After that, he will no longer have a business presence in the territory, he said, adding that he has property in Wisconsin and is considering retiring to Hawaii in a few years.

“Now it feels like it’s time to move on,” he said. “I think I need to step away. This August it will be 43 years since I have been in business. The restaurant came before the music started. I was setting myself up a venue that I couldn’t be fired from.”

Advice

Though he is set to retire abroad, Mr. Rymer had plenty of advice to offer the VI.

“The territory is hurting,” he said. “It looks like a third world country now, and we are not. Every time I fly back home and I get off [the plane], it’s like a sucker punch. It hurts to see it.”

He recommended starting with straightforward steps.

“You come out of the airport and the stuff — it needs to clean up,” he said. “Even if you can’t get all the buildings done: clean up, fix the roads. It’s just terrible.”

Mr. Rymer also called for a territory-wide strategy to tackle such issues.

“I don’t think enough is being done,” he said. “I was hoping that this new government would have had a plan for roadworks across the whole territory.”

Though he said successive governments have not lived up to expectations over the years, he still has high hopes for the current administration.

“They just got in, so I am willing to give them a little more time,” he said. “They are young and energetic people. They are smart people. So I don’t see the reason they can’t get it together.”

Recent progress

He added that some progress has been made in recent years.

“The government did a good job in getting American Airlines back, which helps,” he said. “But I think we need a lot more attention. I want to see them just start doing more.”

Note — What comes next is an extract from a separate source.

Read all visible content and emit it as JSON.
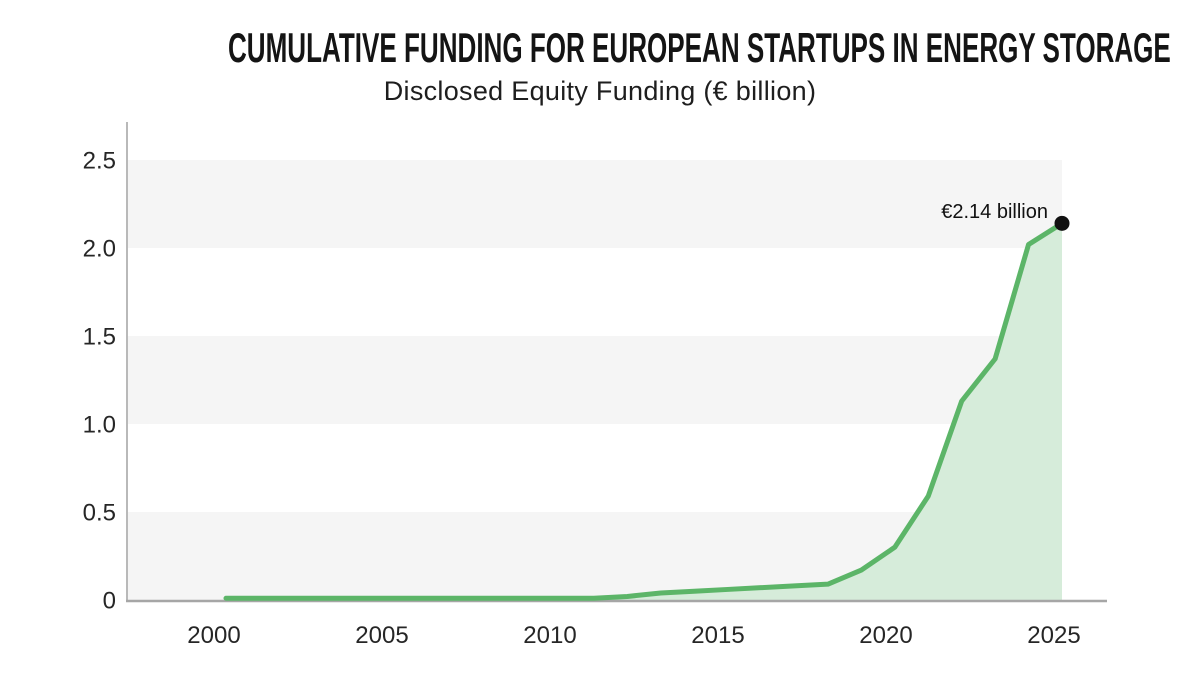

The performer added that the VI has a lot to offer visitors.

“The territory itself, it still draws people in because of the sailing, the beaches,” he said. “That’s not going to change. It would be nice to see more done.”

Storm struggles

Mr. Rymer said he has been through a lot in recent years with his restaurant and his 21-room hotel, which opened in 2019 after delays caused by Hurricane Irma.

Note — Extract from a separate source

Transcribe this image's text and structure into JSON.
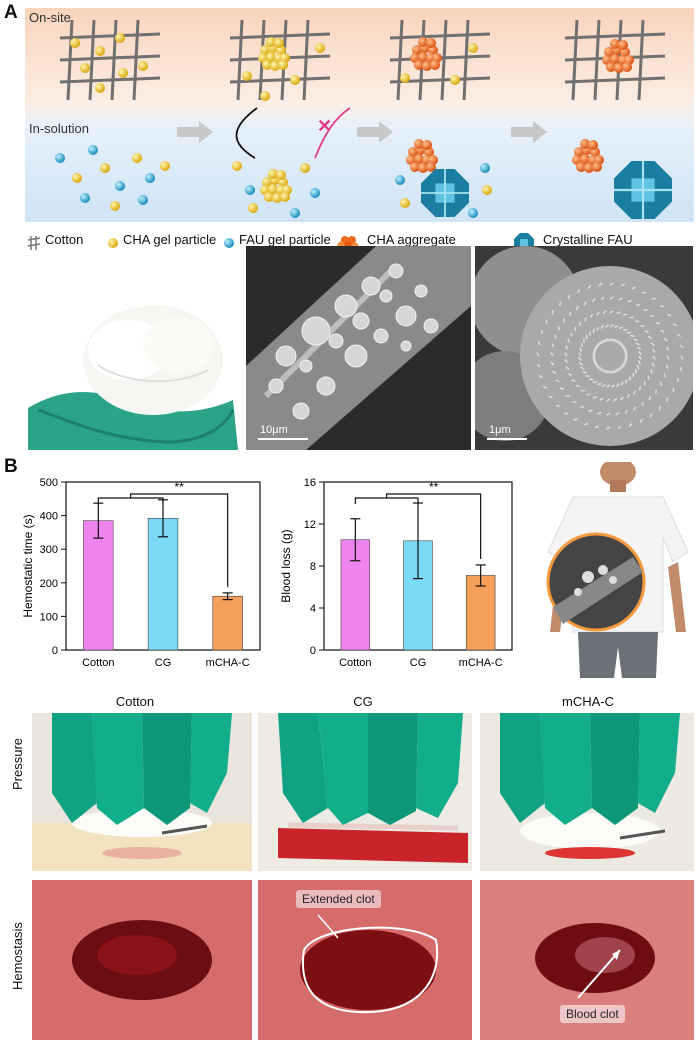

“The restaurant, the Gazebo, got knocked down several times,” he said. “Sometimes the swell was getting really high and sometimes knocked it down. We just rebuilt it and kept going. It was always a battle between the ocean and myself.”

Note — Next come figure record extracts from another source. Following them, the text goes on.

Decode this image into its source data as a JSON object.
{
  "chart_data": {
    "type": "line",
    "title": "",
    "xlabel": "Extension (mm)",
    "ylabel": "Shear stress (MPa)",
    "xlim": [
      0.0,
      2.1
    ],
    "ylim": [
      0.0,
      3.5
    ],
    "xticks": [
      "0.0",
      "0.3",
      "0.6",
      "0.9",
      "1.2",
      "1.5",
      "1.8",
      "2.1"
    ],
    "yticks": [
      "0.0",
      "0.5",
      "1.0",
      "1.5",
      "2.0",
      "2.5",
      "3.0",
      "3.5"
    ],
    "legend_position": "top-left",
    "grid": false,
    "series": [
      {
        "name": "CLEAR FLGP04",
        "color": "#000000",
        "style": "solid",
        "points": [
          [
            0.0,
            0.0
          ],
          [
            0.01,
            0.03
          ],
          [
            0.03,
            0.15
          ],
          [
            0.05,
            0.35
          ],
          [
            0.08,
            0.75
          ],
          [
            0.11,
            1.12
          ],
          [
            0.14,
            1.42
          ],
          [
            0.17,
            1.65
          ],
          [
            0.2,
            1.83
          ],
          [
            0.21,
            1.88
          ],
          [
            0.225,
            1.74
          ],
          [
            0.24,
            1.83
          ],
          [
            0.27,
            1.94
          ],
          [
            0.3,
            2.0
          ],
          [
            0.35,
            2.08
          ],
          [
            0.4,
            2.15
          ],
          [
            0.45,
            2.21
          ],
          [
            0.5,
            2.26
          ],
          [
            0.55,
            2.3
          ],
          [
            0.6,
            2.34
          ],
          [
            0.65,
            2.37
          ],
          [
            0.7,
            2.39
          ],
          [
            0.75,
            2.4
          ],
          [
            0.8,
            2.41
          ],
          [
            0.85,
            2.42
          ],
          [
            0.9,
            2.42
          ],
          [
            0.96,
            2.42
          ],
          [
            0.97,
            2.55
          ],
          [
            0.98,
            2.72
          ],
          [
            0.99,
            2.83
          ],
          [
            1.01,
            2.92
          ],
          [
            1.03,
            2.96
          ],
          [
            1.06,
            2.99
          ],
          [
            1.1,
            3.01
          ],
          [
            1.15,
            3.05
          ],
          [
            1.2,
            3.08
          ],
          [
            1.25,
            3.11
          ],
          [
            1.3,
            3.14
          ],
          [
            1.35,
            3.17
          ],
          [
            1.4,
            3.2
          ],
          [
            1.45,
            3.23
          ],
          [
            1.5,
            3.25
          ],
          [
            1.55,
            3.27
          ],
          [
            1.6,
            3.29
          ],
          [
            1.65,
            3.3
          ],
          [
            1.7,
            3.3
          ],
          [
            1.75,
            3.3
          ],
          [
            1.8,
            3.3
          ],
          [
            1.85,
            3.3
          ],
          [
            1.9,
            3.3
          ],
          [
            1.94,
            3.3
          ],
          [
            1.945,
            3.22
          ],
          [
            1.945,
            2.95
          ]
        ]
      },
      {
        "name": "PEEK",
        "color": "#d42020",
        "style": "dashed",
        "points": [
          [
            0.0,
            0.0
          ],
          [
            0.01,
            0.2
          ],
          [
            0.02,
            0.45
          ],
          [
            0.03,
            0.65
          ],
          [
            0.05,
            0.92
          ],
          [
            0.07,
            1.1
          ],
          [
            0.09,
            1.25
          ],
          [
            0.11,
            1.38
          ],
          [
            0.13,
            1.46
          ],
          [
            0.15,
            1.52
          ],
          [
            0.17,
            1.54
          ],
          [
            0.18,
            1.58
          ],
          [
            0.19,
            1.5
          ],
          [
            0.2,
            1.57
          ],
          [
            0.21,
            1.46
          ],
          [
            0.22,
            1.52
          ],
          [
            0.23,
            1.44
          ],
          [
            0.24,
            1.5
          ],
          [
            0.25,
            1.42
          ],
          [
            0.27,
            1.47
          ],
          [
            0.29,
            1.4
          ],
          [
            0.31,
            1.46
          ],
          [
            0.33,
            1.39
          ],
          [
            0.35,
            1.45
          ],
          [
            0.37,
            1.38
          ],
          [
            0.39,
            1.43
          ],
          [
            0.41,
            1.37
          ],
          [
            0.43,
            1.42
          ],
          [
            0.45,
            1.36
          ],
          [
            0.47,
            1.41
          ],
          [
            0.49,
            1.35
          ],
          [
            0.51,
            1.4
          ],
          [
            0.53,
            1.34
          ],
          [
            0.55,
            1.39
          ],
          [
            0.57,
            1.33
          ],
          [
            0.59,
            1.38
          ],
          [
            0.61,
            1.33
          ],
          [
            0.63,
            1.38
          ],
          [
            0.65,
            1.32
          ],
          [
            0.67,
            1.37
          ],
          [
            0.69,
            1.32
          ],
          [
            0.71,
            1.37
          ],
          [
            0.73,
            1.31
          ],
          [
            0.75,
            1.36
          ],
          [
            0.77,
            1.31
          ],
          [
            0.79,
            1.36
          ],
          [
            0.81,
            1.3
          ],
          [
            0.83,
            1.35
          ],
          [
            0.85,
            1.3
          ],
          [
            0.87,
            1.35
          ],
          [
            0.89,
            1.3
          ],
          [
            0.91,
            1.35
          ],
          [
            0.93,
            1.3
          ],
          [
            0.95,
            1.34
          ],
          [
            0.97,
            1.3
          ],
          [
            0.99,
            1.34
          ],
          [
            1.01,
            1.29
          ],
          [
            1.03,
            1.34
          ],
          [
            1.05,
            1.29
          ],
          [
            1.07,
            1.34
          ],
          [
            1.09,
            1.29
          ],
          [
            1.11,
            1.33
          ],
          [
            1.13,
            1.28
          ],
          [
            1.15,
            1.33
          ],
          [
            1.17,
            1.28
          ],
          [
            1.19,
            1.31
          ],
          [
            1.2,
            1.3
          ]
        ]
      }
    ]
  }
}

When Irma struck, the hotel was under construction and he was traveling in Africa.

“The hotel was not too bad,” he said. “We didn’t have the doors and windows in yet. It just kind of blew through it. But the restaurant, it really got hit. It took out the whole floor, whole kitchen. Everything was gone.”

Since he was away from the territory, he was only able to see the destruction in photos at first.

“I saw pictures, but nobody showed me the pictures of the inside,” he said. “They just showed me the pictures of the outside, and it looked good. And then when I got back here everything was gone inside. It was very shocking.”